Ничего уже не мог разглядеть он за чернильной надписью: ни привычного ему овчинного полушубка, старого, наполовину облезлого, ни капустных грядок, ни поленницы им самим напиленных и наколотых дров, ни комолой коровы Маньки, ласковой, как собака, — ничего, что окружало его когда-то во все дни, что было так же привычно ему, как свои руки, или ноги, или свой собственный голос.
Каждую вещь можно было когда-то потрогать, приложить к какому-то делу, а теперь одна только эта мертвая надпись, больше ничего. И хоть старик понимал, что на деньги, которые он теперь имел, можно купить все заново — и дом, и дрова, и полушубок, и прочее необходимое барахло, — однако это не утешало его. Где уж там может — не может! И можно, да нельзя.
Плюнув в сердцах, он прятал книжку на прежнее место — под тарелочку с золотой каемочкой в зеркальном буфете. Несмотря на то что она содержала в себе деньги — и немалые, по его понятиям, — старик не чувствовал в ней этой ценности, и у него не было желания беречь ее. Если б кошелек — тогда другое дело. Кошелек он спрятал бы куда подальше, понадежнее, — это уж в крови, как инстинкт, а к книжечке старик был равнодушен.
Она была новенькая, старик никогда не имел такой, да и эту выписал ему сын: «Деньги твои, отец, пусть лежат. Тебе с ними спокойнее будет. А нам ничего не надо, у нас всего своего хватает».
И верно, у сына все есть. И одеты, и обуты, и сыты. Даже сверх того: вольно живут, копейку не берегут.
Все в семье добры к старику и ласковы, вот только невестка непривычно зовет по имени-отчеству — Евгений Евгеньевич. Услышали бы в деревне — подняли бы на смех: «Не угодил ты, свекор, чем-то своей снохе: ишь как она тебя честит — по имени, по отчеству, как стороннего человека». Да вот еще старший внук, долгонький и очень ученый паренек, иногда морщится, когда дед называет майонез «маринезом», ткань — «мануфактурой», а вместо «увязался» говорит «утяпился». В остальном все хорошо, со стороны поглядеть — даже прекрасно. Не жизнь, а сплошная масленица.
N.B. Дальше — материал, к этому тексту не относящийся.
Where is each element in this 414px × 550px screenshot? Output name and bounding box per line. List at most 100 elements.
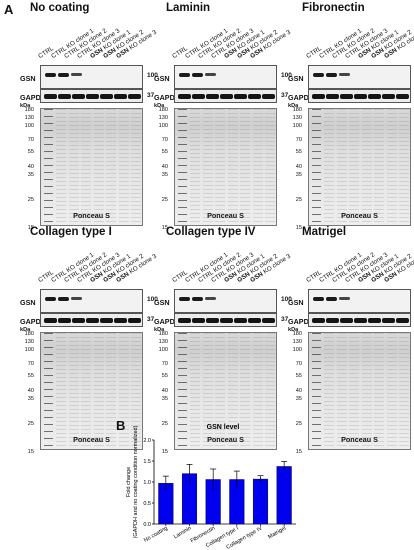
gsn-band (313, 297, 324, 301)
ladder-lane (44, 109, 53, 225)
gapdh-band (72, 94, 85, 99)
sample-lane (81, 333, 91, 449)
gapdh-band (128, 94, 141, 99)
ladder-label: 35 (161, 172, 168, 178)
ladder-label: 15 (295, 449, 302, 455)
sample-lane (252, 109, 263, 225)
ladder-label: 100 (292, 123, 302, 129)
ladder-label: 35 (295, 172, 302, 178)
sample-lane (374, 109, 384, 225)
gapdh-band (178, 318, 191, 323)
sample-lane (399, 333, 409, 449)
gsn-band (58, 297, 69, 301)
chart-title: GSN level (207, 424, 240, 431)
gapdh-band (114, 94, 127, 99)
gsn-band (326, 297, 337, 301)
sample-lane (240, 109, 250, 225)
sample-lane (56, 333, 66, 449)
sample-lane (93, 109, 104, 225)
gapdh-band (44, 94, 57, 99)
ladder-label: 15 (295, 225, 302, 231)
sample-lane (336, 109, 347, 225)
gapdh-blot (308, 313, 411, 327)
ponceau-label: Ponceau S (341, 211, 378, 220)
panel-b-letter: B (116, 418, 126, 433)
ladder-label: 100 (292, 347, 302, 353)
kda-label: kDa (288, 327, 299, 333)
gapdh-band (178, 94, 191, 99)
sample-lane (349, 109, 359, 225)
gsn-band (205, 73, 216, 76)
gapdh-band (312, 318, 325, 323)
condition-panel: Collagen type I CTRL CTRL KO clone 1 CTRL K… (20, 226, 158, 455)
ladder-label: 40 (27, 388, 34, 394)
ladder-label: 70 (161, 361, 168, 367)
y-tick-label: 0.0 (143, 522, 151, 528)
ladder-label: 15 (161, 225, 168, 231)
ladder-label: 130 (292, 115, 302, 121)
y-axis-title-line: (GAPDH and no coating condition normaliz… (133, 425, 139, 538)
sample-lane (227, 333, 238, 449)
ladder-label: 25 (295, 421, 302, 427)
sample-lane (131, 333, 141, 449)
ladder-label: 130 (158, 339, 168, 345)
gsn-band (71, 297, 82, 300)
gsn-blot (308, 289, 411, 313)
ladder-lane (44, 333, 53, 449)
ladder-label: 130 (292, 339, 302, 345)
kda-label: kDa (20, 103, 31, 109)
ladder-label: 25 (161, 421, 168, 427)
ladder-label: 40 (295, 388, 302, 394)
condition-panel: Laminin CTRL CTRL KO clone 1 CTRL KO clone … (154, 2, 292, 231)
sample-lane (349, 333, 359, 449)
mw-37-label: 37 (281, 92, 289, 99)
sample-lane (190, 333, 200, 449)
mw-100-label: 100 (281, 296, 292, 303)
ladder-label: 40 (161, 388, 168, 394)
ladder-label: 180 (292, 107, 302, 113)
ladder-label: 25 (161, 197, 168, 203)
gsn-band (205, 297, 216, 300)
ladder-lane (178, 109, 187, 225)
lane-labels: CTRL CTRL KO clone 1 CTRL KO clone 2 CTRL K… (171, 16, 292, 60)
gapdh-band (262, 318, 275, 323)
ladder-label: 55 (161, 149, 168, 155)
gapdh-band (58, 94, 71, 99)
ladder-label: 130 (24, 115, 34, 121)
gsn-row-label: GSN (288, 74, 304, 83)
ladder-label: 100 (24, 123, 34, 129)
gapdh-row-label: GAPDH (20, 317, 46, 326)
mw-100-label: 100 (147, 72, 158, 79)
sample-lane (336, 333, 347, 449)
lane-labels: CTRL CTRL KO clone 1 CTRL KO clone 2 CTRL K… (305, 240, 414, 284)
ladder-label: 180 (24, 107, 34, 113)
condition-title: Collagen type IV (166, 226, 256, 238)
gsn-band (71, 73, 82, 76)
gsn-row-label: GSN (288, 298, 304, 307)
gapdh-band (86, 318, 99, 323)
gapdh-band (340, 318, 353, 323)
gapdh-band (326, 94, 339, 99)
ladder-lane (312, 333, 321, 449)
gsn-blot (174, 65, 277, 89)
y-tick-label: 0.5 (143, 501, 151, 507)
gsn-band (192, 73, 203, 77)
gapdh-band (114, 318, 127, 323)
ladder-lane (178, 333, 187, 449)
gapdh-row-label: GAPDH (154, 317, 180, 326)
gapdh-band (396, 318, 409, 323)
y-tick-label: 1.5 (143, 459, 151, 465)
sample-lane (399, 109, 409, 225)
gsn-row-label: GSN (154, 74, 170, 83)
gapdh-band (262, 94, 275, 99)
ladder-label: 25 (295, 197, 302, 203)
ponceau-stain: Ponceau S (40, 108, 143, 226)
gapdh-band (396, 94, 409, 99)
sample-lane (202, 333, 213, 449)
sample-lane (190, 109, 200, 225)
gapdh-band (206, 94, 219, 99)
condition-title: Collagen type I (30, 226, 112, 238)
ladder-label: 55 (295, 149, 302, 155)
gsn-band (192, 297, 203, 301)
gapdh-band (382, 94, 395, 99)
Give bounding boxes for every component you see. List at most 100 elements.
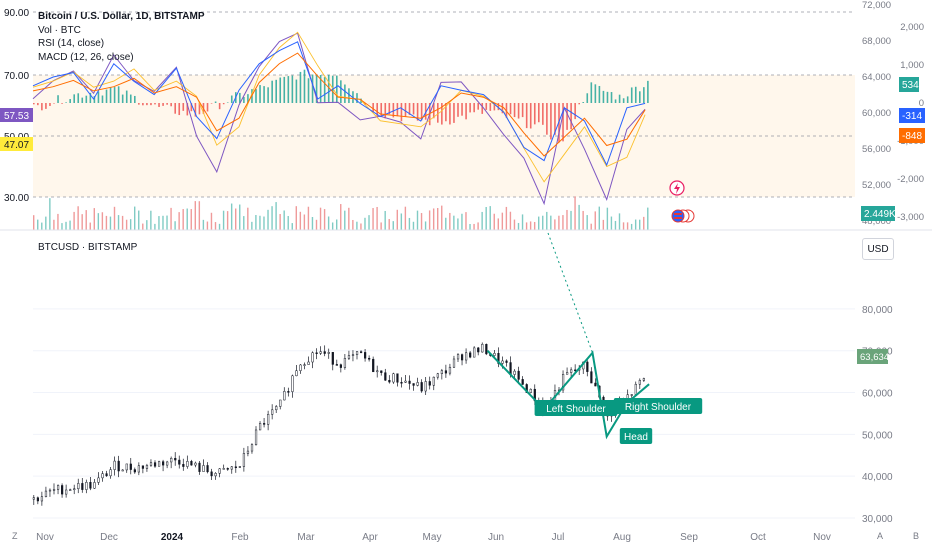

Однако старик не был спокоен. Он страдал от одиночества и никак не мог примириться с новым житьем-бытьем. Ковры и мягкие диваны в квартире сына отпугивали его. Старику совестно было сидеть на унитазе, таком же белом, как столовая посуда; а белые простыни, которые постилала невестка, всегда напоминали ему больницу, где он однажды лежал. Чистота и порядок, богатое убранство сыновьего жилья, холодные стены, беленые и крашенные краской, — все это было чужое. Так он чувствовал кожей, с этим невозможно было свыкнуться. Будь его воля, он хоть в одной комнате сделал бы по-своему: врубил бы широкую лавку в стену, сколотил бы табуретку или две, половичок бы постелил вместо ковра, оклеил бы стены обоями из тех, что попроще. Мечты его в этом направлении простирались и дальше: неплохо бы где-нибудь возле вешалки, в углу, поставить верстачок, хоть небольшой, и запас березовых досок и брусков: старик строгал бы и стучал потихоньку, мастерил и то, и это. Ведь он может сделать такое, за что его зауважали бы соседи, приходили бы с просьбами смастерить что-нибудь. Мало ли что нужно и в городской квартире! Полочки, шкафчики, решетки для батарей отопления — все это он делал бы в самом лучшем виде. А так что ж, никому не нужный старик, бесполезно коротающий время, доживающий свой век. Каково ему это сознавать!